If Japan builds mass submarines, okay, US charges in, Japan kicks it in the face even harder, then . . . the extra submarines do what? Nothing. And those extra submarines came at a cost. Less ground in Asia.
And what happens when you have less Japanese ground in Asia? Early on, USSR should be moving its units towards Europe, and UK should be preparing to defend India. But if Japan’s going nuts on submarines, USSR and UK don’t have to stay where they are (and really, they’d have to be rather silly to do that). Instead, USSR can think about greedily snatching Asian coast income which is normally out of the question, but if it can be secured is really nasty as it fuels USSR’s production in Europe and is a thorn Japan needs to deal with.

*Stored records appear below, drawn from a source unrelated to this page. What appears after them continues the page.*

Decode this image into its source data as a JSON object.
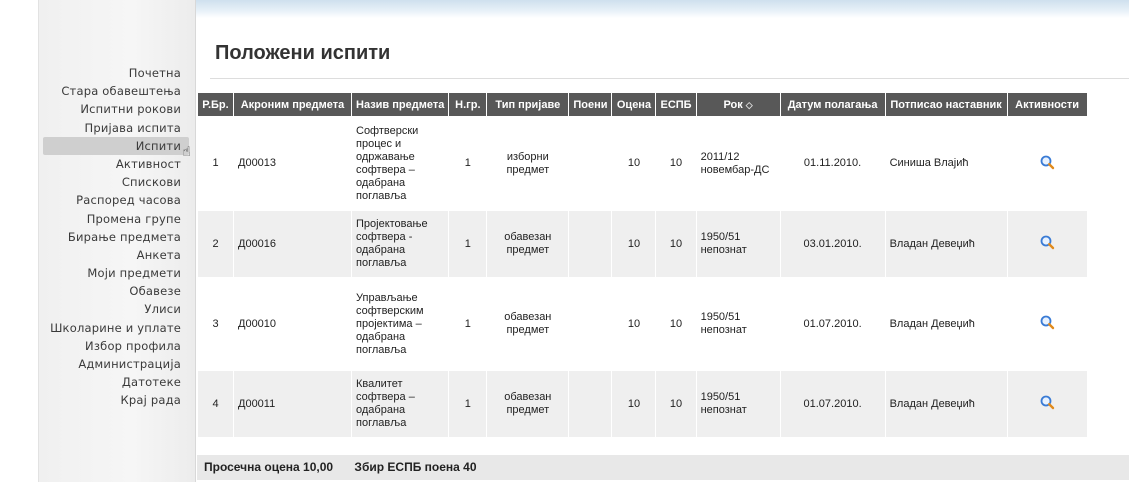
{
  "sidebar": {
    "items": [
      {
        "label": "Почетна"
      },
      {
        "label": "Стара обавештења"
      },
      {
        "label": "Испитни рокови"
      },
      {
        "label": "Пријава испита"
      },
      {
        "label": "Испити",
        "active": true
      },
      {
        "label": "Активност"
      },
      {
        "label": "Спискови"
      },
      {
        "label": "Распоред часова"
      },
      {
        "label": "Промена групе"
      },
      {
        "label": "Бирање предмета"
      },
      {
        "label": "Анкета"
      },
      {
        "label": "Моји предмети"
      },
      {
        "label": "Обавезе"
      },
      {
        "label": "Улиси"
      },
      {
        "label": "Школарине и уплате"
      },
      {
        "label": "Избор профила"
      },
      {
        "label": "Администрација"
      },
      {
        "label": "Датотеке"
      },
      {
        "label": "Крај рада"
      }
    ]
  },
  "main": {
    "title": "Положени испити",
    "columns": [
      "Р.Бр.",
      "Акроним предмета",
      "Назив предмета",
      "Н.гр.",
      "Тип пријаве",
      "Поени",
      "Оцена",
      "ЕСПБ",
      "Рок",
      "Датум полагања",
      "Потписао наставник",
      "Активности"
    ],
    "rows": [
      {
        "rbr": "1",
        "acronym": "Д00013",
        "name": "Софтверски процес и одржавање софтвера – одабрана поглавља",
        "ngr": "1",
        "type": "изборни предмет",
        "points": "",
        "grade": "10",
        "espb": "10",
        "term": "2011/12 новембар-ДС",
        "date": "01.11.2010.",
        "teacher": "Синиша Влајић"
      },
      {
        "rbr": "2",
        "acronym": "Д00016",
        "name": "Пројектовање софтвера - одабрана поглавља",
        "ngr": "1",
        "type": "обавезан предмет",
        "points": "",
        "grade": "10",
        "espb": "10",
        "term": "1950/51 непознат",
        "date": "03.01.2010.",
        "teacher": "Владан Девеџић"
      },
      {
        "rbr": "3",
        "acronym": "Д00010",
        "name": "Управљање софтверским пројектима – одабрана поглавља",
        "ngr": "1",
        "type": "обавезан предмет",
        "points": "",
        "grade": "10",
        "espb": "10",
        "term": "1950/51 непознат",
        "date": "01.07.2010.",
        "teacher": "Владан Девеџић"
      },
      {
        "rbr": "4",
        "acronym": "Д00011",
        "name": "Квалитет софтвера – одабрана поглавља",
        "ngr": "1",
        "type": "обавезан предмет",
        "points": "",
        "grade": "10",
        "espb": "10",
        "term": "1950/51 непознат",
        "date": "01.07.2010.",
        "teacher": "Владан Девеџић"
      }
    ],
    "footer": {
      "average": "Просечна оцена 10,00",
      "espb_sum": "Збир ЕСПБ поена 40"
    },
    "icons": {
      "sort": "sort-arrow-icon",
      "details": "magnifier-icon"
    },
    "colors": {
      "header_bg": "#585858",
      "even_row": "#efefef",
      "footer_bg": "#e8e8e8"
    }
  }
}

Meanwhile UK can press in southeast Asia for income. And any Allied ground units that aren’t needed (and with Allied air, the Allies won’t necessarily need to commit a load of ground units) - anyways, any ground units not really needed to press Asia can push Europe.
- Japan NOT going heavy ground
Japan shouldn’t go heavy ground either (at least, in terms of building NO navy/air), and why? If US drops a Pacific fleet, Japan wants enough to be able to punish any early US push, and how is it going to do that exactly? Odds are decent that Japan will have one destroyer, one cruiser, and one submarine; Japan must have destroyers against US submarines, which leaves only one cruiser and one submarine as fodder against any naval engagement, after which Japan has to lose expensive air or carriers/battleships. And that is just not good. So Japan builds some submarines. US pushes in, interdicts Japan’s sea zones, then Japan can switch to fighters and/or bombers while Japan captures India (which then acts as a reserve place for Japan to build up its navy if Japan even wants to which it may not).
But what happens if Japan JUST tries to push nothing but ground, in spite of US1 dropping a Pacific fleet? US moves into position and Japan can’t push US off. Even if Japan tries to do a late naval/air build, it still has to move into position to hit any US push to Borneo and/or East Indies, and if US goes the Alaska route instead a late build means US can hit Japan before Japan can hit US. And when Japan’s forced on the defensive a lot, then Japan can’t drop to Yunnan and basically it gets messy.
So if Japan goes pure navy, Allies throttle Japan on the ground; if Japan goes pure ground, Allies push Japan out of position early in the sea which disrupts Japan’s ground logistics from Tokyo to Asia.
Generally, there’s the stuff Axis should do, and if they don’t do it, that usually doesn’t mean you can get a decisive advantage. Only if your opponent sucks and withdraws for no reason and/or fights losing stack battles do you get these big “punishment” plays. Otherwise it’s just you look at your opponent’s play, if there’s a wee gap, you shove in a little wedge and start patiently hammering away, then eventually your advantages pile up and you win.
But if your opponent is sharp, then sometimes spots that looked like a good spot to stick a wedge in turn out to be traps.